There was a silence. Fontaine seemed to be considering his options. Susan began to speak, but Jabba beat her to it.
“What are you waiting for, Director! Get Tankado on the phone! Tell him you’ll play ball! We need that kill-code, or this whole place is going down!”
“Are you all insane?” Jabba screamed. “Call Tankado! Tell him we fold! Get me that kill-code! NOW!” Jabba whipped out his cellular phone and switched it on. “Never mind! Get me his number! I’ll call the little prick myself!”
“Don’t bother,” Susan said in a whisper. “Tankado’s dead.”
After a moment of confused astonishment, the implications hit Jabba like a bullet to the gut. The huge Sys-Sec looked like he was about to crumble. “Dead? But then… that means… we can’t…”
“That means we’ll need a new plan,” Fontaine said matter-of-factly.
Jabba’s eyes were still glazed with shock when someone in the back of the room began shouting wildly.

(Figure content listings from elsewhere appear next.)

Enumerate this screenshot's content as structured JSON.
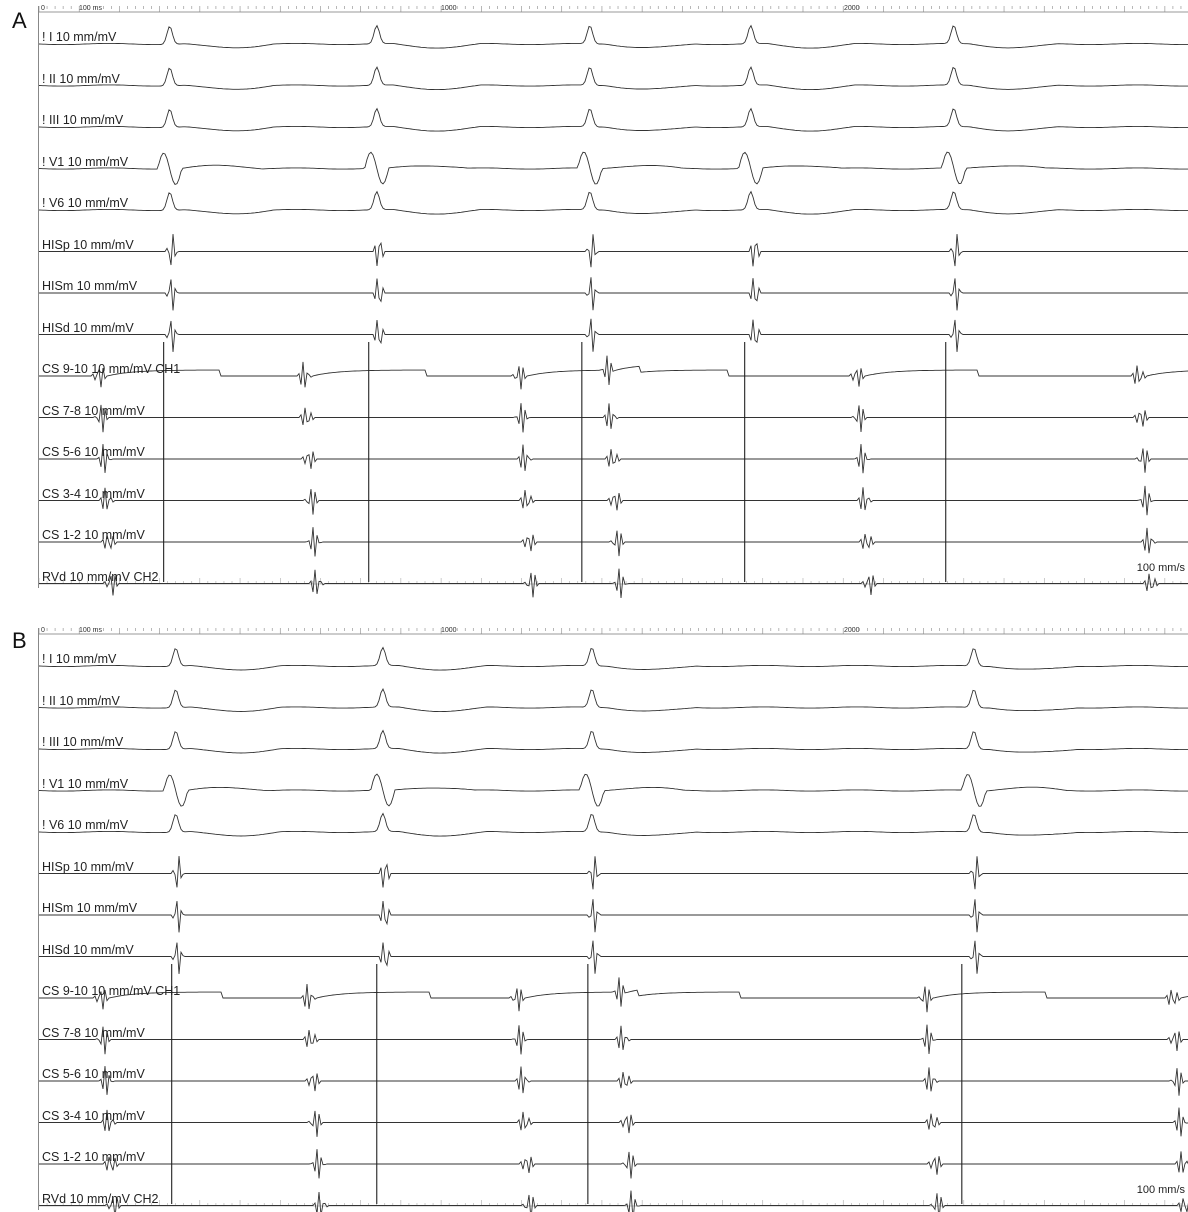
{
  "chart_data": [
    {
      "type": "line",
      "panel_label": "A",
      "ruler_ticks": [
        "0",
        "100 ms",
        "1000",
        "2000"
      ],
      "speed": "100 mm/s",
      "channels": [
        "! I  10 mm/mV",
        "! II  10 mm/mV",
        "! III  10 mm/mV",
        "! V1  10 mm/mV",
        "! V6  10 mm/mV",
        "HISp  10 mm/mV",
        "HISm  10 mm/mV",
        "HISd  10 mm/mV",
        "CS 9-10  10 mm/mV  CH1",
        "CS 7-8  10 mm/mV",
        "CS 5-6  10 mm/mV",
        "CS 3-4  10 mm/mV",
        "CS 1-2  10 mm/mV",
        "RVd  10 mm/mV  CH2"
      ],
      "x_range_ms": [
        0,
        2860
      ],
      "qrs_ms": [
        325,
        840,
        1370,
        1770,
        2275
      ],
      "his_ms": [
        330,
        845,
        1375,
        1780,
        2280
      ],
      "cs_activation_ms": [
        150,
        660,
        1195,
        1415,
        2035,
        2735
      ],
      "rv_spikes_ms": [
        310,
        820,
        1350,
        1755,
        2255
      ]
    },
    {
      "type": "line",
      "panel_label": "B",
      "ruler_ticks": [
        "0",
        "100 ms",
        "1000",
        "2000"
      ],
      "speed": "100 mm/s",
      "channels": [
        "! I  10 mm/mV",
        "! II  10 mm/mV",
        "! III  10 mm/mV",
        "! V1  10 mm/mV",
        "! V6  10 mm/mV",
        "HISp  10 mm/mV",
        "HISm  10 mm/mV",
        "HISd  10 mm/mV",
        "CS 9-10  10 mm/mV  CH1",
        "CS 7-8  10 mm/mV",
        "CS 5-6  10 mm/mV",
        "CS 3-4  10 mm/mV",
        "CS 1-2  10 mm/mV",
        "RVd  10 mm/mV  CH2"
      ],
      "x_range_ms": [
        0,
        2860
      ],
      "qrs_ms": [
        340,
        855,
        1375,
        2325
      ],
      "his_ms": [
        345,
        860,
        1380,
        2330
      ],
      "cs_activation_ms": [
        155,
        670,
        1190,
        1445,
        2205,
        2820
      ],
      "rv_spikes_ms": [
        330,
        840,
        1365,
        2295
      ]
    }
  ]
}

It was Soshi Kuta, his head techie. She came running toward the podium trailing a long printout. She looked terrified.
“Jabba!” She gasped. “The worm… I just found out what it’s programmed to do!” Soshi thrust the paper into Jabba’s hands. “I pulled this from the system-activity probe! We isolated the worm’s execute commands-have a look at the programming! Look what it’s planning to do!”
Dazed, the chief Sys-Sec read the printout. Then he grabbed the handrail for support.
“Oh, Jesus,” Jabba gasped. “Tankado… you bastard!”